Começar de novo…

Construir um novo guarda-roupa, descobrindo e aprendendo formas de se valorizar e de ser mais feliz

Com um guarda-roupa vazio, após uma corajosa sessão de desapego ou mesmo depois de fases de forte mudança a silhueta ou estilo de vida, surge a necessidade, quase que obrigatória, de traçar novos planos, focar no planejamento e recomeçar a construção do acervo de roupas e acessórios. Esse trabalho, ainda que íntimo e pessoal, tende a sair quase que do zero. Fácil, nunca é. Este momento requer disponibilidade financeira, tempo e grandes investimentos emocionais. Resumindo, pode-se dizer que reestruturar o guarda-roupa é uma tarefa que exige muito da pessoa, de todas as formas possível. Talvez justamente por isso o caminho assuste um pouco. Porém (sempre há um porém) é depois dessa reestruturação bem pensada, e elaborada, que tudo muda de cara e os resultados começam a ser vistos na prática. Não há nada melhor que abrir o guarda-roupa e se deparar com um mundo de coisas que combinam com você, ou mesmo com opções acertadas que servem como base para todas as tarefas do dia-a-dia.

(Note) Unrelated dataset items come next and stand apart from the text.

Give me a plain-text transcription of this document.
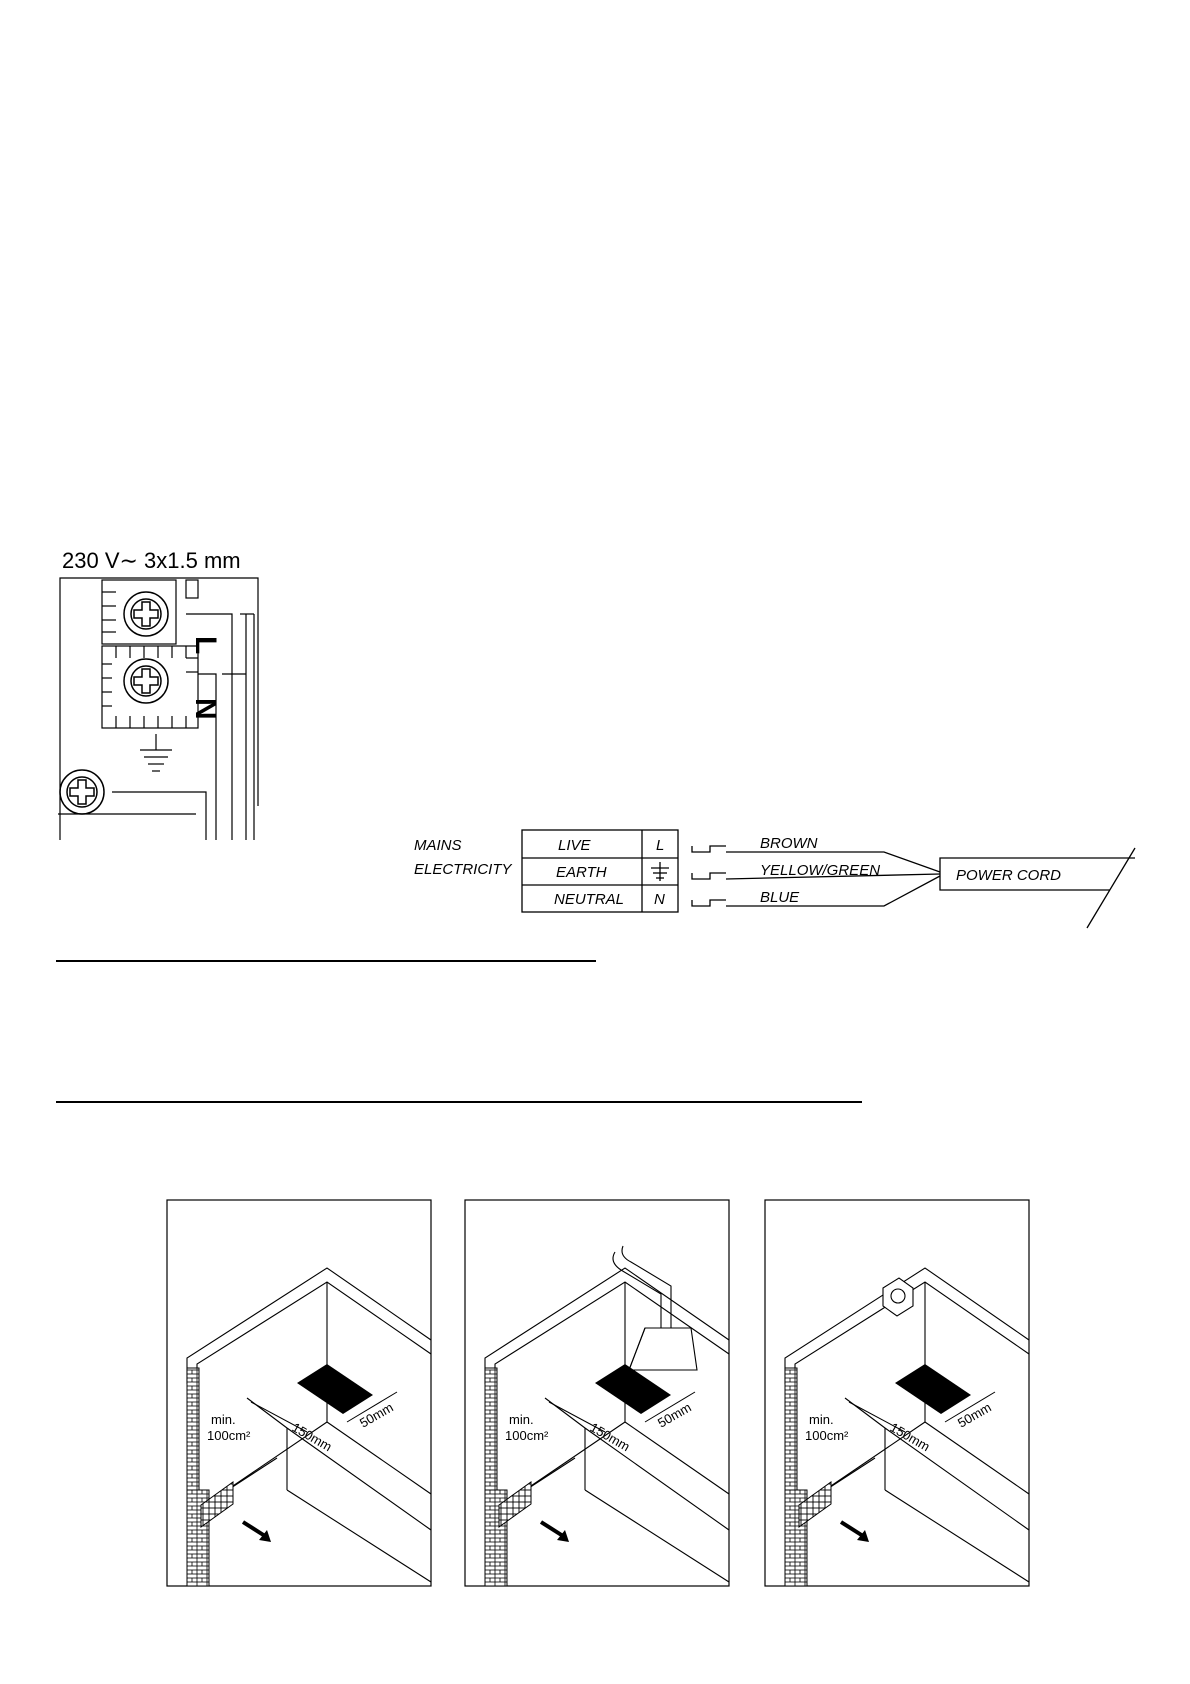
230 V∼ 3x1.5 mm
L
N
MAINS
ELECTRICITY
LIVE	L
EARTH
NEUTRAL N
BROWN
YELLOW/GREEN
BLUE
POWER CORD
min.
100cm²	150mm
50mm	min.
100cm²	150mm
50mm	min.
100cm²	150mm
50mm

Pois então. Limpar o guarda-roupa é um momento de libertação. É importante aceitar que as coisas mudam, seja a compra que não foi útil ou mesmo a nova silhueta fruto de pouco cuidado com a alimentação ou momentos difíceis na vida. É essencial acreditar que as memórias estão vivas na mente, e não tanto presas em peças ou itens que nada mais são que acúmulos materiais. Na essência do desapego, no ato de abrir espaço físico e mental, a vontade de fazer novas escolhas e ir atrás de elementos mais acertados que geram grande felicidade. Mais do que um motivo para novas compras, uma razão para acertar e aprender.

Ter estilo é se conhecer

Em meio a tendências e modismos somos os grandes responsáveis pelo nosso visual e pela nossa elevada auto-estima.

Muito se fala sobre estilo, sobre identidade visual e o quanto é interessante estar na moda – ou seguir a moda. A verdade é que estes pontos, e estas histórias, são muito mais simples do que parecem. Podemos começar afirmando que todo mundo possui um estilo (as vezes pouco definido) e que este estilo, claro, é construído a partir das vivências, gostos, ideias e desejos de cada um. Tudo o que cada um é, ou sonha em ser, influencia na sua identidade visual. No entanto existem falhas no processo de materialização dessa tal identidade visual, gerando pequenos cortes na transmissão e na finalização do que será assimilado e trabalhado como interessante. Somos o que gostamos, o que sonhamos, mas nem sempre conseguimos construir com coerência uma ideia final para tantas impressões. Por diversas razões acabamos perdidos no meio do caminho, sem saber como comprar, o que comprar e muito menos como combinar. Assim, lamentamos ao perceber que gastamos muito mais do que o necessários (e disponível) e carregamos o peso da culpa e da ineficiência por não nos sentirmos bem com uma coisa tão diária – o ato do vestir.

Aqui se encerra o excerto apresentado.